Na prática, isso significa que a fronteira entre planeta e planeta anão é arbitrária na maioria dos casos. Ceres, no cinturão principal, é redondo. Eris, além de Netuno, também é redondo. Por que um é planeta anão e o outro também? A resposta é que Eris está numa região onde há muitos outros objetos, então tecnicamente não limpou a órbita. Mas a diferença é praticamente irrelevante do ponto de vista físico. Os dois são corpos gelados do tamanho aproximado de Pluto. Tenho um caso específico que nunca consegui resolver direito. Quando estava calibrando um telescópio para observar o cinturão de Kuiper, encontrei um objeto que parecia candidato a planeta anão. O problema é que sem acompanhamento espectroscópico, não dava para confirmar a composição. Passei duas semanas verificando dados doWISE antes de desistir, porque a resolução instrumental simplesmente não era suficiente para diferenciar um objeto rochoso de um gelado naquela distância. Aprendi que a maior limitação não é o telescópio, é o tempo de observação necessário para confirmar propriedades físicas.
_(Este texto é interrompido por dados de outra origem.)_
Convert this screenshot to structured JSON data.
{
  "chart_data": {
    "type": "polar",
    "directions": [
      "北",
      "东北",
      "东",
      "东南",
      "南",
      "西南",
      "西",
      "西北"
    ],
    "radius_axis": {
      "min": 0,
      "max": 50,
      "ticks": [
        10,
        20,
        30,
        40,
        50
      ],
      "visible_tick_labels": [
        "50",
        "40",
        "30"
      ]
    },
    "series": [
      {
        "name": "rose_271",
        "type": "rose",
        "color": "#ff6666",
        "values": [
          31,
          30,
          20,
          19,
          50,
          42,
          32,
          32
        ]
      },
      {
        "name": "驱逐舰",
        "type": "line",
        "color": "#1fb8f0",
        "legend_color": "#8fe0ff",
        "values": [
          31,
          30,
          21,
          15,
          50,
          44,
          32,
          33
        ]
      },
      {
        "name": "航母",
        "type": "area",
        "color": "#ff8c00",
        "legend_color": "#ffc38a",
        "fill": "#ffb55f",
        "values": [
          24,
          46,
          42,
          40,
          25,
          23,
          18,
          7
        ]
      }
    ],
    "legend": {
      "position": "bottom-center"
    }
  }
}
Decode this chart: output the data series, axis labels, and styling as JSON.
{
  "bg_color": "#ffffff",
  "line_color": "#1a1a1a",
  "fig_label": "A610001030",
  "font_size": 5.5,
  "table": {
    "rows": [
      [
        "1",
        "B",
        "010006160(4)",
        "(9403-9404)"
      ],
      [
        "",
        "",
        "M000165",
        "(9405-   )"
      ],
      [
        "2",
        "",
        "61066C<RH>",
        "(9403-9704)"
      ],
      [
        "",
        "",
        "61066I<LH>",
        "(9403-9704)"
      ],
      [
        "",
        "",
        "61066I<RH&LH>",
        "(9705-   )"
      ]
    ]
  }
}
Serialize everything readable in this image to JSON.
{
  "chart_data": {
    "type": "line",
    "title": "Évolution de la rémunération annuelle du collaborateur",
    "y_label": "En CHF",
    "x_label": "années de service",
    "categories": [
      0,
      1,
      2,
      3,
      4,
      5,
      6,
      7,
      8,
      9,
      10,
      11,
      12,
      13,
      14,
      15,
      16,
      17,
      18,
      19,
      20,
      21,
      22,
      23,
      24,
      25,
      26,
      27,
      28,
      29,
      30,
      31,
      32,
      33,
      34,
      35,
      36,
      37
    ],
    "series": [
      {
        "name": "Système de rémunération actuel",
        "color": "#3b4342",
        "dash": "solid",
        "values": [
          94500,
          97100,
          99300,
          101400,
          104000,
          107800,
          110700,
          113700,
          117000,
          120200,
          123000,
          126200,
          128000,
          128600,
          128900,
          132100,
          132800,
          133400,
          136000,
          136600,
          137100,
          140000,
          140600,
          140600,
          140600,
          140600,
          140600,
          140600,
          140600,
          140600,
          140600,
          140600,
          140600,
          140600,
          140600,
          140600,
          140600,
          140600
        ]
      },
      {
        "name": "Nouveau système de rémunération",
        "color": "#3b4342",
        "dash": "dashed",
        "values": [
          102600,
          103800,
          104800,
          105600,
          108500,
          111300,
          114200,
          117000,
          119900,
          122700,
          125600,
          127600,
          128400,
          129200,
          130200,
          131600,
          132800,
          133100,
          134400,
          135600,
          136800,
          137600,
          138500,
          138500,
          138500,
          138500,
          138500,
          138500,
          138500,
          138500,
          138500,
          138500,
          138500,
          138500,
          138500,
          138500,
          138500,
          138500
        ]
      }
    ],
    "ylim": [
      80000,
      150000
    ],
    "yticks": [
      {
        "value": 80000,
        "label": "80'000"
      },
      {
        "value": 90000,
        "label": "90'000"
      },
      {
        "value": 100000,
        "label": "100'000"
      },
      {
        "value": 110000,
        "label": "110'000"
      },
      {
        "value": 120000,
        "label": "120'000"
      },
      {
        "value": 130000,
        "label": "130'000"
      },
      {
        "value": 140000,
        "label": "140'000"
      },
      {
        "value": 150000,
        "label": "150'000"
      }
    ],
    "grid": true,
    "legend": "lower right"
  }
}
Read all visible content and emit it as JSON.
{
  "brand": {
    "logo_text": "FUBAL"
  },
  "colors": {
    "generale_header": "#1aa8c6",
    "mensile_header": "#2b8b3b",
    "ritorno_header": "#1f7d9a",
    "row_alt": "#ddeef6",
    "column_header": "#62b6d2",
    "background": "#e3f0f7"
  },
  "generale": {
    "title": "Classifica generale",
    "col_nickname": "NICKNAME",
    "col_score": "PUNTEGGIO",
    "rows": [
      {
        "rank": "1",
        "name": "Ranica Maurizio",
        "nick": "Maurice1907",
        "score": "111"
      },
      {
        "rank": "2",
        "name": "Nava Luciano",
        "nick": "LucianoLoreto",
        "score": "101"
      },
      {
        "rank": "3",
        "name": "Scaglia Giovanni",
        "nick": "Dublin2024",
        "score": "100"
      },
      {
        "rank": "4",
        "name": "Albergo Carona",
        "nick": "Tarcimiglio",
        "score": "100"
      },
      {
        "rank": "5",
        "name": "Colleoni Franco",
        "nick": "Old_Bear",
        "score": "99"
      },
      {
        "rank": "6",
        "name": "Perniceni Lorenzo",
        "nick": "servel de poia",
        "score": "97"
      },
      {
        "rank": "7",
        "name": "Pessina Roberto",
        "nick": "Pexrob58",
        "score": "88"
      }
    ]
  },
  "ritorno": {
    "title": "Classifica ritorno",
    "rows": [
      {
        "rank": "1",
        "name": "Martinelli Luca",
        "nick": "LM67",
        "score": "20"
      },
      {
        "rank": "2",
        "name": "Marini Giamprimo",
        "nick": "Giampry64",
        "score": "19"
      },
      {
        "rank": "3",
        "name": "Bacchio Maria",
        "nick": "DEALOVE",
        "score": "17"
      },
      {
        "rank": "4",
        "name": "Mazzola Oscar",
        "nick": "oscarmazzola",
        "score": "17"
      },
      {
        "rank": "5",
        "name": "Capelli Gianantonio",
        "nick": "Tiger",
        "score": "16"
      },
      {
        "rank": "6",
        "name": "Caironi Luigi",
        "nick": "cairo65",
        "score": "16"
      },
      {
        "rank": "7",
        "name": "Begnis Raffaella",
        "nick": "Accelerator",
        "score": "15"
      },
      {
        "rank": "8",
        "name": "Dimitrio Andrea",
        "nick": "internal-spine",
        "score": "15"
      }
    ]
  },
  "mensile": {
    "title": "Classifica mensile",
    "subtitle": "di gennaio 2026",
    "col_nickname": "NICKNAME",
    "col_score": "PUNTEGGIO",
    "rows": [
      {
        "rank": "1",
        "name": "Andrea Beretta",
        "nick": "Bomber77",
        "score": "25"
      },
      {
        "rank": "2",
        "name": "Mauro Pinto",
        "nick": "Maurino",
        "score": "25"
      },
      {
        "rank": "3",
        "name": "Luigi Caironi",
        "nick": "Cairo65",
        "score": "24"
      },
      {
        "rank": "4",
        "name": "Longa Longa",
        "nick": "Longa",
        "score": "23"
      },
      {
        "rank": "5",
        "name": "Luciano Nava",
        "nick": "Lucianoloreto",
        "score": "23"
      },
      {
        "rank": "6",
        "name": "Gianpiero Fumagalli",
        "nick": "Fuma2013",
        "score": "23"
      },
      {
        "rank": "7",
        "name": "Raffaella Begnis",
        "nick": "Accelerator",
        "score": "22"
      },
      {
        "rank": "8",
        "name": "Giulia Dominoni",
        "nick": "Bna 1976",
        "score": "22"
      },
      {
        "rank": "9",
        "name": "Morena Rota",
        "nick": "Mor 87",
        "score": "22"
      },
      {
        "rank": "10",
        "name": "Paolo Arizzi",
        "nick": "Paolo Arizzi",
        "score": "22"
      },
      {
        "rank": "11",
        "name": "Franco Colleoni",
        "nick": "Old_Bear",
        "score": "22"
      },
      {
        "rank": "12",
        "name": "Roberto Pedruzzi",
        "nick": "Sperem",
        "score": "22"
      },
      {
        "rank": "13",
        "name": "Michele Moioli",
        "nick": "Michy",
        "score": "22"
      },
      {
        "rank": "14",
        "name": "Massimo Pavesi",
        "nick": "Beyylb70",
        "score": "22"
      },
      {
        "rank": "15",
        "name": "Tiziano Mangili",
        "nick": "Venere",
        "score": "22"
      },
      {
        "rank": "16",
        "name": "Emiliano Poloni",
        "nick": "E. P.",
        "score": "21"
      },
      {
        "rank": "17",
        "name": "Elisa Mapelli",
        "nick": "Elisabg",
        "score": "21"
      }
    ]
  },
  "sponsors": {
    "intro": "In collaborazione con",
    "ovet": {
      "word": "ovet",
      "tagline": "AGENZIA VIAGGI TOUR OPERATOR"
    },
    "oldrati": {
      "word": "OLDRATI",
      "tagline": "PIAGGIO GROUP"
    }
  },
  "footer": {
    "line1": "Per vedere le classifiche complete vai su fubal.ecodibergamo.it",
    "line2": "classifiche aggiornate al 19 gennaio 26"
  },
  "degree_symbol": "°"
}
Por que alguns nomes são mais difíceis de lembrar que outros
Os cinco planetas visíveis a olho nu — Mercúrio, Vênus, Marte, Júpiter e Saturno — são fáceis de lembrar porque sempre estiveram na cultura humana. Os outros três precisam de telescópio para serem vistos a olho nu em condições ideais, e isso atrasou sua descoberta por milênios.
Urano foi descoberto por Herschel em 1781. Ele originalmente queria chamar o objeto de "Georgium Sidus" em homenagem ao rei George III. A comunidade científica simplesmente recusou. Houve tentativas de nomear de vários modos, mas a convenção latina acabou prevalecendo. O padrão de usar mitologia romana continua até hoje para novos objetos, mas o processo de batizar é lento e burocrático. Quando se trata de exoplanetas, a regra mudou completamente. A UAI abriu um processo de nomeação pública em 2014. Cada estrela com planeta confirmado podia ter seu nome voteado. O resultado foi curioso: nomes como "Dagon" e "Bortolaiz" apareceram nas votações porque os proponentes tinham liberdade criativa. A UAI aceitou alguns, rejeitou outros que eram muito parecidos com nomes científicos existentes. Isso mostra que nomenclatura astronômica tem esse lado político que ninguém menciona nos livros didáticos.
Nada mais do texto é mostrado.